There are some limitations necessary to the performance of Tantivy:

  • You cannot use a segment for a search query before finalizeing it
  • You cannot add/remove documents from a segment once it's finalized
  • When removing a document, the storage used by the document will only be freed when the segment containing the "add" operation is merged with the segment having the "remove" operation

API

Segment builder

SegmentBuilder is the entry-point to add/remove/update documents in a search index. Its role is to ingest documents, do a lot of "indexing-stuff" on them and then, once you are finished, create a Segment with the .finalize() method. Once a SegmentBuilder is finalized, no other operation can be done with it, you must create another SegmentBuilder.

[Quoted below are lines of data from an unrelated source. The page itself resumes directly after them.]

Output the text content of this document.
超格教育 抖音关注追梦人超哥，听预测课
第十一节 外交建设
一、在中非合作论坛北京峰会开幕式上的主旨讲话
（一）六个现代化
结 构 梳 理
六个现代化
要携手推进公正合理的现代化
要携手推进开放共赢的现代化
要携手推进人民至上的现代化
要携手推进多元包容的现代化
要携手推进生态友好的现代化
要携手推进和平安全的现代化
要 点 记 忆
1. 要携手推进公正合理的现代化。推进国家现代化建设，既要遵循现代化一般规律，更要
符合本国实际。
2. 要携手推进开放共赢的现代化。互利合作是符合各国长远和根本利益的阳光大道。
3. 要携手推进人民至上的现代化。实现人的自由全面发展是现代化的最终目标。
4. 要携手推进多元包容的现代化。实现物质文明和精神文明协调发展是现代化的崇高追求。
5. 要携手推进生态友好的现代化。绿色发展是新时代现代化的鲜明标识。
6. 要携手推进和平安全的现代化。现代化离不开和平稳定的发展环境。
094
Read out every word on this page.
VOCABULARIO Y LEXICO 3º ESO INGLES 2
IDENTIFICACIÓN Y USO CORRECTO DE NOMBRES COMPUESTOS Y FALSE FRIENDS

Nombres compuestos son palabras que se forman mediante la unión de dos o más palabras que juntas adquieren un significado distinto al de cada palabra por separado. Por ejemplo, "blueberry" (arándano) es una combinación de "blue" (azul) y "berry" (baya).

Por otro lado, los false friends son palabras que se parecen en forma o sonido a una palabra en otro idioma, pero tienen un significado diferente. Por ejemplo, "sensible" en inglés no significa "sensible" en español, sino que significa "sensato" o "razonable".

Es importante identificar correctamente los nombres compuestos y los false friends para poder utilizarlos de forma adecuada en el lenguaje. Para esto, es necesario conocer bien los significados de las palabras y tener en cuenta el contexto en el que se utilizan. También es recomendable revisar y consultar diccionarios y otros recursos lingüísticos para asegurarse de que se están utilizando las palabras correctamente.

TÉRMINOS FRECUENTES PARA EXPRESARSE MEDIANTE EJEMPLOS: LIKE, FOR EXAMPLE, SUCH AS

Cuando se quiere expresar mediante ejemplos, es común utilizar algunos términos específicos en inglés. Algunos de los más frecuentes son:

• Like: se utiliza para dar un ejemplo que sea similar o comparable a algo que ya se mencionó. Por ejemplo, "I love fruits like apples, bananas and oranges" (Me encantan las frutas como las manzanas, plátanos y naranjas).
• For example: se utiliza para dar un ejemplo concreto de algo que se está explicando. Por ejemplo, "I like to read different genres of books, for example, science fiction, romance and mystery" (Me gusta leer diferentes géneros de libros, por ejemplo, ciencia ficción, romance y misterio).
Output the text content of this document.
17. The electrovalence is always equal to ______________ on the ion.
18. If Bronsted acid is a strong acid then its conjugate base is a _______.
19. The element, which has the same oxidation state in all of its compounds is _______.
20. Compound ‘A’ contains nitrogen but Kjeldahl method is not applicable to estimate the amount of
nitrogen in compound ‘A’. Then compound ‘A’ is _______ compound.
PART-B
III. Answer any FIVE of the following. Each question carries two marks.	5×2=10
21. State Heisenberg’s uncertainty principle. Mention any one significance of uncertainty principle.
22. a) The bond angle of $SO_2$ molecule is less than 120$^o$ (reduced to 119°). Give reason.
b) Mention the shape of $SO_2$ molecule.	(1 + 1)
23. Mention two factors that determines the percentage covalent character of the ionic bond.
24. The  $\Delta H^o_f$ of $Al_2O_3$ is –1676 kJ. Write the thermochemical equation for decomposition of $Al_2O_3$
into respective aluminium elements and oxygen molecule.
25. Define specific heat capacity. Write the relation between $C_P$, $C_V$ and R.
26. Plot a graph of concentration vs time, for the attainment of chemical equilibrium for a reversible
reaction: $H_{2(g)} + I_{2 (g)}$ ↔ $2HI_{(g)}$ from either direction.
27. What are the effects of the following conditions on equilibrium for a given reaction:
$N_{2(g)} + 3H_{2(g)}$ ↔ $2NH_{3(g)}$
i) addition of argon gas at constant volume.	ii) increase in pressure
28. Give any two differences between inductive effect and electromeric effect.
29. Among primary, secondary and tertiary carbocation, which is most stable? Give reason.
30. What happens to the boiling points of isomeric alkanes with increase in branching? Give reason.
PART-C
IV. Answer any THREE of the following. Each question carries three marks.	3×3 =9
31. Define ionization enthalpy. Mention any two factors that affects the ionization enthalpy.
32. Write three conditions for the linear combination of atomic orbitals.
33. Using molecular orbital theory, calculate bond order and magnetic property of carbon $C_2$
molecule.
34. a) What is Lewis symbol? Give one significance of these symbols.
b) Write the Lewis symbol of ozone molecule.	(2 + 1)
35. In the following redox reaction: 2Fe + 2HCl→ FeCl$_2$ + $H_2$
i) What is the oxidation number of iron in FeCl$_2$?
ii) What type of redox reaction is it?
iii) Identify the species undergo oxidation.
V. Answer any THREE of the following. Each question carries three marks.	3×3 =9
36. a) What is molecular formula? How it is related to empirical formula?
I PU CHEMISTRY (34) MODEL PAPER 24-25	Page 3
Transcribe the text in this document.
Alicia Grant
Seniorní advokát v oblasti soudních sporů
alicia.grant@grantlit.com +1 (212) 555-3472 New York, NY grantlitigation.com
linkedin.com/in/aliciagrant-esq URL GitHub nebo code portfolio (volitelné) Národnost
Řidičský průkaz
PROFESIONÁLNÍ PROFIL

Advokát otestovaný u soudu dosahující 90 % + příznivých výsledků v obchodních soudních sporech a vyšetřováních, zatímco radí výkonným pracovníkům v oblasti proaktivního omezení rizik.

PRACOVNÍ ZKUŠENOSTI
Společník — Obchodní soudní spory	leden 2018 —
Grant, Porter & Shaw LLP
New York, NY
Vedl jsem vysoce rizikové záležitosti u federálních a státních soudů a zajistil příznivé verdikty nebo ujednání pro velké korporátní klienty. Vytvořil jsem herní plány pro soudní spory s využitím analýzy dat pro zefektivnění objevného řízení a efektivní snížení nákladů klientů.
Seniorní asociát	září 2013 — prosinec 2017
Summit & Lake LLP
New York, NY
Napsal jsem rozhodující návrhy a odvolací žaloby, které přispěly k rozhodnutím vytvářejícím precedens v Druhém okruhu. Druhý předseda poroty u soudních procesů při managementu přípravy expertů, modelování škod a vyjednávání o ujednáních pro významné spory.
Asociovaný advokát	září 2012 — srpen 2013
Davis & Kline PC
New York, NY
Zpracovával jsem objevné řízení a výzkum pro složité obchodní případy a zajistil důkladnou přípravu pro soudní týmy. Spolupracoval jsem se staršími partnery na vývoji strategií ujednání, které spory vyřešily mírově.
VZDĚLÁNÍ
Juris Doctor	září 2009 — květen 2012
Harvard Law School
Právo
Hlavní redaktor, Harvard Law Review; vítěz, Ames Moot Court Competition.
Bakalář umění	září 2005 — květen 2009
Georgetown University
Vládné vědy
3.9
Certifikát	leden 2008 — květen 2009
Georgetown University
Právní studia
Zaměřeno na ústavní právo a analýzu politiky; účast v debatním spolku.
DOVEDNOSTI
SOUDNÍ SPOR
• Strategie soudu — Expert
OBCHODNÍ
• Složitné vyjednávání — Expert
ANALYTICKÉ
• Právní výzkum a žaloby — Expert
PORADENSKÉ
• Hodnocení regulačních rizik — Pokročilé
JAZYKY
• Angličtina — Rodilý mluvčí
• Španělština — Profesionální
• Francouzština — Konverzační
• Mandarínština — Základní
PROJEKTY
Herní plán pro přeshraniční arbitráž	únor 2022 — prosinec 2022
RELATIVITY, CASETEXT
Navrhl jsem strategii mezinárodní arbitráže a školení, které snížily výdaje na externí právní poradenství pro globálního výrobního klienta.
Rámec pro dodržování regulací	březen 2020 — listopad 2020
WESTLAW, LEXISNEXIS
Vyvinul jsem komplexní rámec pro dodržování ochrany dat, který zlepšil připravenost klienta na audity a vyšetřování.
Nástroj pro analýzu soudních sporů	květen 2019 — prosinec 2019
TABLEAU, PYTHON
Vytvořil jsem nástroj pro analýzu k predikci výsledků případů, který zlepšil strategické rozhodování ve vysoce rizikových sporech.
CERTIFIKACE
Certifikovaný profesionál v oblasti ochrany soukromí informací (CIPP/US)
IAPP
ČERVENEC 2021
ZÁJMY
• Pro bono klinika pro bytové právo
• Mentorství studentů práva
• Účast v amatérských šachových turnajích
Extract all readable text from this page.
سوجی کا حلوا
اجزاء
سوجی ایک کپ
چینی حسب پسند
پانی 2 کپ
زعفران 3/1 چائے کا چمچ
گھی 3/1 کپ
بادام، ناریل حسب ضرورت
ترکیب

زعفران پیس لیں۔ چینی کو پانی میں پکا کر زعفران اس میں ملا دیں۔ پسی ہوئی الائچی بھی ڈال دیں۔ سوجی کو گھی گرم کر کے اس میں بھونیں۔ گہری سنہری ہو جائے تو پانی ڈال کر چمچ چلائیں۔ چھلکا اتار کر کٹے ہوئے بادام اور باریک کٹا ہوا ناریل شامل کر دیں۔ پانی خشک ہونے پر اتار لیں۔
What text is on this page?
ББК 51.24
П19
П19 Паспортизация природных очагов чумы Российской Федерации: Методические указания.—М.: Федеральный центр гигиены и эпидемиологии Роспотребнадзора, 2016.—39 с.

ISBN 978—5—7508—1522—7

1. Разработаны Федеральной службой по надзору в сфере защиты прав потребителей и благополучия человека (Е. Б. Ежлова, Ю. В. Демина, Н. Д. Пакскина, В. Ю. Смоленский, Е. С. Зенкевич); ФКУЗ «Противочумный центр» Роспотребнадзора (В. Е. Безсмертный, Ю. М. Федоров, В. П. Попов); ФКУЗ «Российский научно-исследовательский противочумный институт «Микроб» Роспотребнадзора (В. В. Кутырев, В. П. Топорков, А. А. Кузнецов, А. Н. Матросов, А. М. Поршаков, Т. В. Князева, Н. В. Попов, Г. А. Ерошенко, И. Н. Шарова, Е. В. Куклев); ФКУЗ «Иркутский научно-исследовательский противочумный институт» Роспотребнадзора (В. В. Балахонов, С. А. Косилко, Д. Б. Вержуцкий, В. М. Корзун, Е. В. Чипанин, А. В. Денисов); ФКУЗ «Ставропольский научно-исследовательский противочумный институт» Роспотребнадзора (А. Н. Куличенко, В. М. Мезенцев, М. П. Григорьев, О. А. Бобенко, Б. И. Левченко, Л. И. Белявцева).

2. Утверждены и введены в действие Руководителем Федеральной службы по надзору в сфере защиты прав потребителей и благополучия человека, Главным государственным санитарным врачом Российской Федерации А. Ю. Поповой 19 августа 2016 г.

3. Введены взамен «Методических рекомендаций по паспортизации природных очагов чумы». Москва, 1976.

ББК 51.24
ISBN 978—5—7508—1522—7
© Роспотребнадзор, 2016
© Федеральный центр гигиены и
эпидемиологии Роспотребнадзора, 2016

const segmentBuilder = new SegmentBuilder({
  // this is your schema declaring each field of the documents you'll index
  title: { // "title" will be one field of the indexable/searchable documents
    text: true, // this field will be tokenized and indexed
    stored: true // this field will be stored in the index and returned in the search results
  },
  body: {
    text: true, // tokenized and indexed
    stored: false // this field is not stored: it's still indexed (and so searchable) but won't be returned in search results, this will reduce the index size
  },
  id: {
    string: true, // this field will be indexed as-is, without any tokenization
    stored: true
    // this is still a "normal" field meaning that multiple documents can have the same "id"
  }
  // you can have as many fields as you want in a document
});

segmentBuilder.addDocument({
  title: 'Of Mice and Men with a typo',
  body: 'A few miles south of Soledad, the Salinas River drops in close to the hillside bank and runs deep and green. The water is warm too, for it has slipped twinkling',
  id: '42'
});

segmentBuilder.addDocument({
  title: 'Frankenstein',
  body: 'You will rejoice to hear that no disaster has accompanied the commencement of an enterprise which you have regarded with such evil forebodings.',
  id: '43'
});

// You can remove documents by filtering by a field and value pair.
segmentBuilder.removeDocuments('id', '42'); // every document with id=42 will be removed from the index

// "removeDocuments" only affects documents indexed before, you can still add documents with id-42 after this
segmentBuilder.addDocument({
  title: 'Of Mice and Men',
  body: 'A few miles south of Soledad, the Salinas River drops in close to the hillside bank and runs deep and green. The water is warm too, for it has slipped twinkling',
  id: '42'
});

const segment = segmentBuilder.finalize();
// Cannot use segmentBuilder after this point, another instance should be created if needed

SearchIndex

TODO

Merger

TODO

How to build

You need the Rust toolchain, Binaryen and NodeJS/Yarn installed, then execute yarn to install the dependencies and yarn build to generate the dist/ folder containing the built packages.

To use the benchmarks, navigate to benchmark/, install deps with yarn and either launch the dev mode with yarn dev or build the project with yarn build.